OLD Dr. JACOB TOWNSEND’S
AMERICAN SARSAPARILLA.

This is sold by a Company having offices in London. A bottle, holding a little under 9 fluid ounces, costs 2s. 6d.

On the wrapper it was stated:

This Sarsaparilla is the great purifier of the blood and general juices of the system, it effects the most salutary changes in disease; cures scrofula, salt rheum, all scorbutic disorders, chronic sore eyes, rheumatism, piles, liver complaints, erysipelas, all blotches and eruptions of the skin; in short, it removes every impurity of the blood, and all humours and morbid collections of the body.

The directions given on the label were:

Take half a wineglassful three or four times a day, an hour before or after meals. Persons very weak and debilitated may begin with a tablespoonful and increase the dose as the patient recovers health and strength. It is better to take it without the addition of water.
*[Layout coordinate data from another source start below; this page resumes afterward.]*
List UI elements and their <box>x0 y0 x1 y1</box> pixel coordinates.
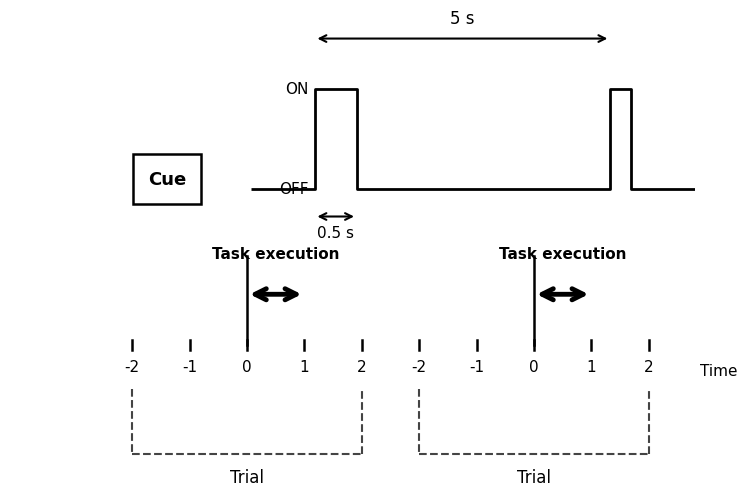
Text: Task execution: Task execution <box>499 247 627 262</box>
Text: Trial: Trial <box>517 468 551 486</box>
Text: Time (s): Time (s) <box>701 363 739 378</box>
Text: 0: 0 <box>529 360 539 374</box>
Text: -2: -2 <box>412 360 426 374</box>
Text: 2: 2 <box>644 360 653 374</box>
Text: 1: 1 <box>587 360 596 374</box>
Text: Trial: Trial <box>230 468 264 486</box>
FancyBboxPatch shape <box>133 154 200 204</box>
Text: 0: 0 <box>242 360 252 374</box>
Text: -1: -1 <box>182 360 197 374</box>
Text: Task execution: Task execution <box>212 247 339 262</box>
Text: 5 s: 5 s <box>450 10 474 27</box>
Text: 1: 1 <box>299 360 309 374</box>
Text: 2: 2 <box>357 360 367 374</box>
Text: 0.5 s: 0.5 s <box>317 225 354 240</box>
Text: Cue: Cue <box>148 170 186 188</box>
Text: -1: -1 <box>469 360 484 374</box>
Text: -2: -2 <box>125 360 140 374</box>
Text: OFF: OFF <box>279 182 308 197</box>
Text: ON: ON <box>285 82 308 97</box>
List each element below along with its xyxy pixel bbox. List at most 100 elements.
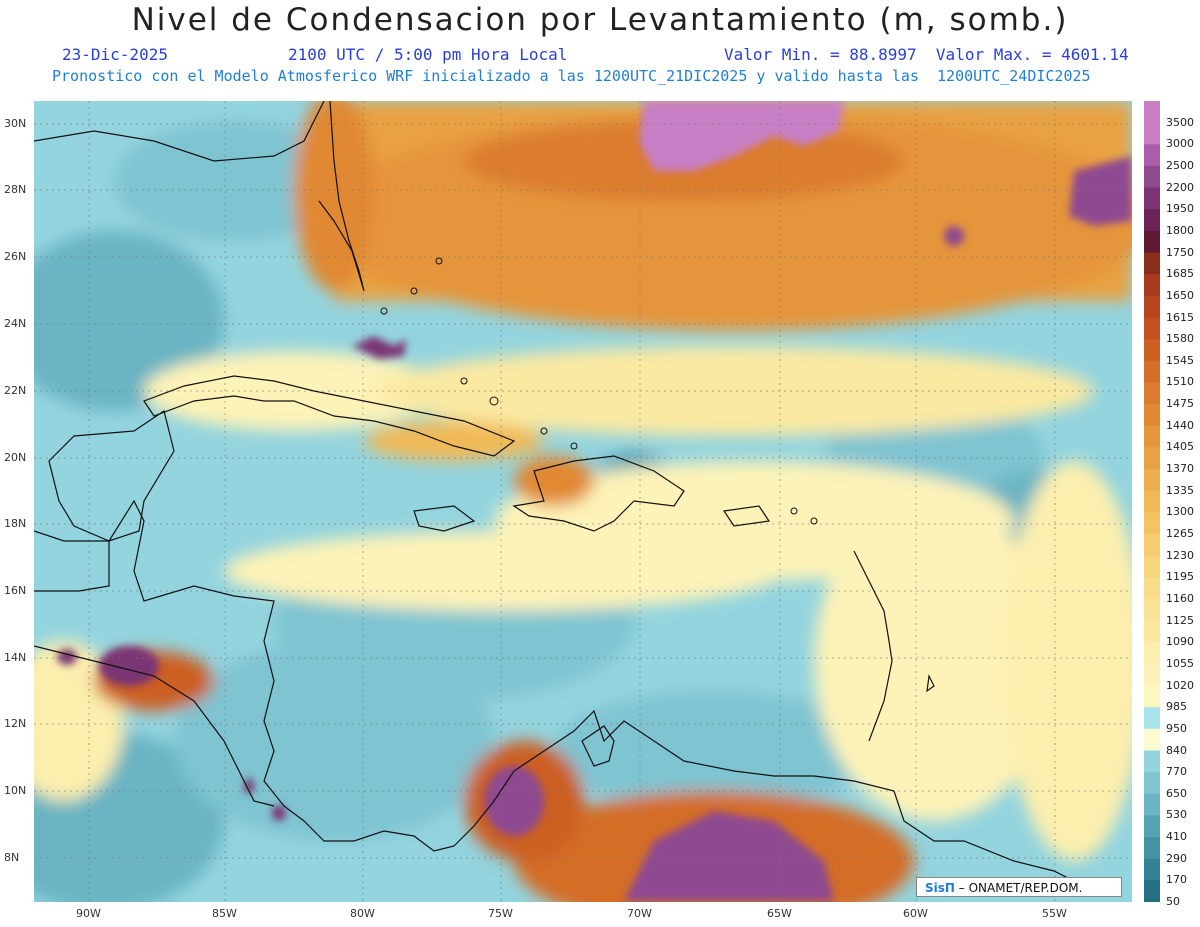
lat-label: 28N bbox=[4, 183, 27, 196]
legend-swatch bbox=[1144, 295, 1160, 318]
legend-level: 650 bbox=[1166, 786, 1187, 800]
lat-label: 24N bbox=[4, 317, 27, 330]
legend-swatch bbox=[1144, 317, 1160, 340]
lat-label: 12N bbox=[4, 717, 27, 730]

Analysis showed 100 fluid parts of the liquid to contain 18·2 parts of solids, of which 5·5 parts were sugar (partly inverted) and 2·5 ash, the remainder being of the nature of a vegetable extract. The mineral constituents were only those common to the ash of most drugs, and no metallic salts were found in medicinal doses; nothing of alkaloidal nature was present. The mixture contained 8·1 per cent. by volume of alcohol. In the case of a vegetable preparation of this kind, containing no definite active principle that can be identified chemically, it is not possible to state with certainty the various drugs from which it may have been prepared; a study of its general properties, and a series of careful comparisons, pointed to the present mixture being of similar nature to the compound concentrated solution of sarsaparilla (liquor sarsae compositus concentratus) of the British Pharmacopœia, with the omission of the liquorice, and with the addition of sugar: the drugs in the official preparation (besides liquorice) are sarsaparilla, sassafras, guaiacum wood, and mezereon. A liquor prepared in this manner, with the alcohol reduced to the amount found in the mixture under examination and the aroma slightly increased by adding a little additional oil of sassafras, agreed fairly well both in general properties and the results of chemical examination with the medicine under consideration.